O nome é Businness and Pleasure in Brazil, Negócios e Diversão no Brasil. O autor, o inglês U.R. Burke, compilou as cartas que escreveu para a mulher ao longo de uma temporada no Brasil, em 1882. A maior parte do tempo de Burke no Brasil foi passada na capital Rio de Janeiro, e ele misturou negócios com turismo.

É um retrato fascinante, ainda que pouco lisonjeiro, de um país às vésperas de grandes transformações. Pouco tempo depois da passagem de Burke pelo Brasil, ainda na década de 1880, a escravidão seria abolida e a república declarada.

Eram tempos de Machado de Assis, cuja dificuldade em sobreviver como escritor pode ser avaliada numa carta em que Burke lamenta a falta absurda de livrarias no Rio. E de quase tudo, aliás. Ele disse à mulher que simplesmente não tinha como gastar dinheiro. O Rio, em matéria de atrações para um viajante se divertir, era uma nulidade, segundo Burke.

O Brasil era uma terra sem perspectivas, na visão dele, povoado por (poucos) ricos sem cultura e (muitos) pobres sem energia, e sem arte, sem manufatura e sem espírito militar ou industrial. Os brasileiros pareciam ter nascido com o “direito divino” de não fazer nada. Em 1882 o Brasil era um “país jovem com sinais de decrepitude prematura”.

Burke conta que viu menos negros no Rio do que imaginava. Mas algumas coisas relativas à escravidão ficaram marcadas nele. Numa carta, ele reproduz um anúncio do Diário de Notícias em que é comunicada a fuga de um escravo “de 25 ou 26 anos” de boa saúde. Quem desse pistas seria recompensado.

Mas a cena que mais o impressionou, neste campo, foi a de um mendigo cego que tinha um escravo que o guiava pelas ruas estreitas e caóticas do Rio.
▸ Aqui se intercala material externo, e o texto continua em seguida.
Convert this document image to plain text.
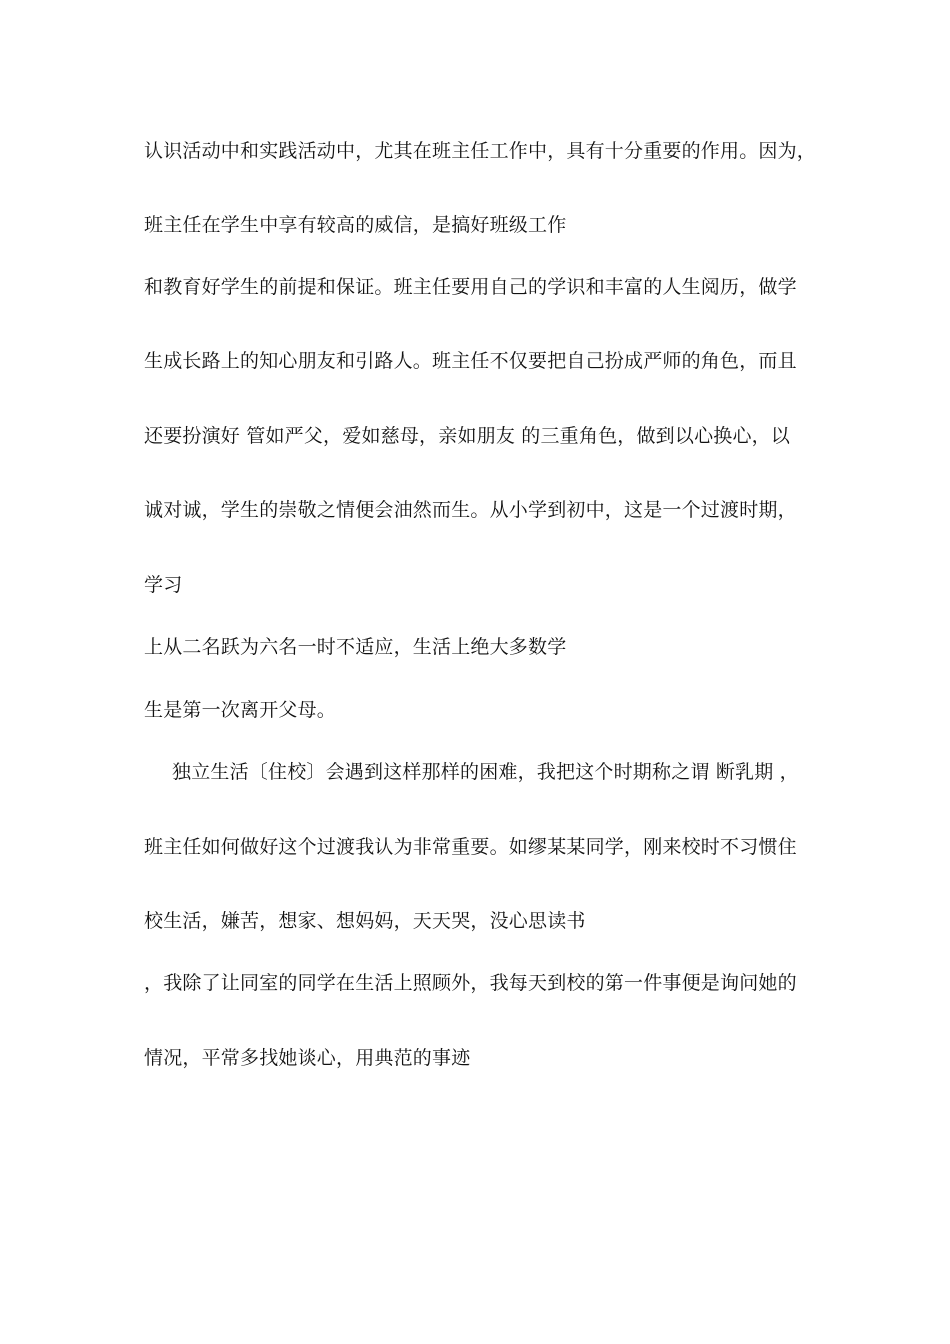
认识活动中和实践活动中，尤其在班主任工作中，具有十分重要的作用。因为，
班主任在学生中享有较高的威信，是搞好班级工作
和教育好学生的前提和保证。班主任要用自己的学识和丰富的人生阅历，做学
生成长路上的知心朋友和引路人。班主任不仅要把自己扮成严师的角色，而且
还要扮演好 管如严父，爱如慈母，亲如朋友 的三重角色，做到以心换心，以
诚对诚，学生的崇敬之情便会油然而生。从小学到初中，这是一个过渡时期，
学习
上从二名跃为六名一时不适应，生活上绝大多数学
生是第一次离开父母。
独立生活〔住校〕会遇到这样那样的困难，我把这个时期称之谓 断乳期 ，
班主任如何做好这个过渡我认为非常重要。如缪某某同学，刚来校时不习惯住
校生活，嫌苦，想家、想妈妈，天天哭，没心思读书
，我除了让同室的同学在生活上照顾外，我每天到校的第一件事便是询问她的
情况，平常多找她谈心，用典范的事迹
Não havia consulados e muito menos embaixadas então na capital brasileira. Os diplomatas ficavam em hotéis. Eram precários, segundo Burke. Ele ficou no melhor deles, e afirmou que era inacreditavelmente ruim.

Os funcionários públicos — colocados em sinecuras por políticos interessados em seus votos — podiam fazer coisas incríveis. Burke narra o caso de um amigo inglês que tinha um encontro marcado com um deles. O funcionário enviou um representante à reunião, junto com uma carta em que dizia o seguinte: “Estou bêbado. Mando por isso uma pessoa em meu lugar. Atenciosamente, X.”

A melhor recordação de Burke foi o Visconde de Barbacena, que ele conheceu pessoalmente. Barbacena, então com 80 anos, tinha sido diplomata em Londres, e era casado com uma inglesa. Numa conversa, Barbacena contou a Burke que esteve presente à coroação do rei inglês Jorge IV, e que viu muitos convidados surrupiarem garfos, facas e colheres para guardar como lembranças da festa real.

Também Petrópolis o impressionou positivamente por ser limpa e organizada, ao contrário do Rio. Ele atribuiu isso ao fato de Petrópolis ter sido fundada por imigrantes alemães.

Alguns hábitos dos brasileiros incomodavam Burke: cuspir abertamente nas ruas. (Num livro sobre sua primeira viagem aos Estados Unidos, Dickens assinalou a mesma coisa: achou repulsivas as cusparadas americanas.) Sequer as mulheres o comoveram. “As brasileiras não são bonitas”, escreveu ele.

Nas cartas de Burke você vê não apenas o Brasil do final do século XIX – mas também o espírito inglês. Ele afirma que o Brasil estaria numa situação muito melhor se tivesse sido colonizado pela Inglaterra, e não Portugal.

Bem, eis uma afirmação que o tempo coloca sob intensa suspeição.

Da Índia à Jamaica, da Nigéria ao Afeganistão, não são tão inspiradoras assim as contribuições do império britânico às terras colonizadas.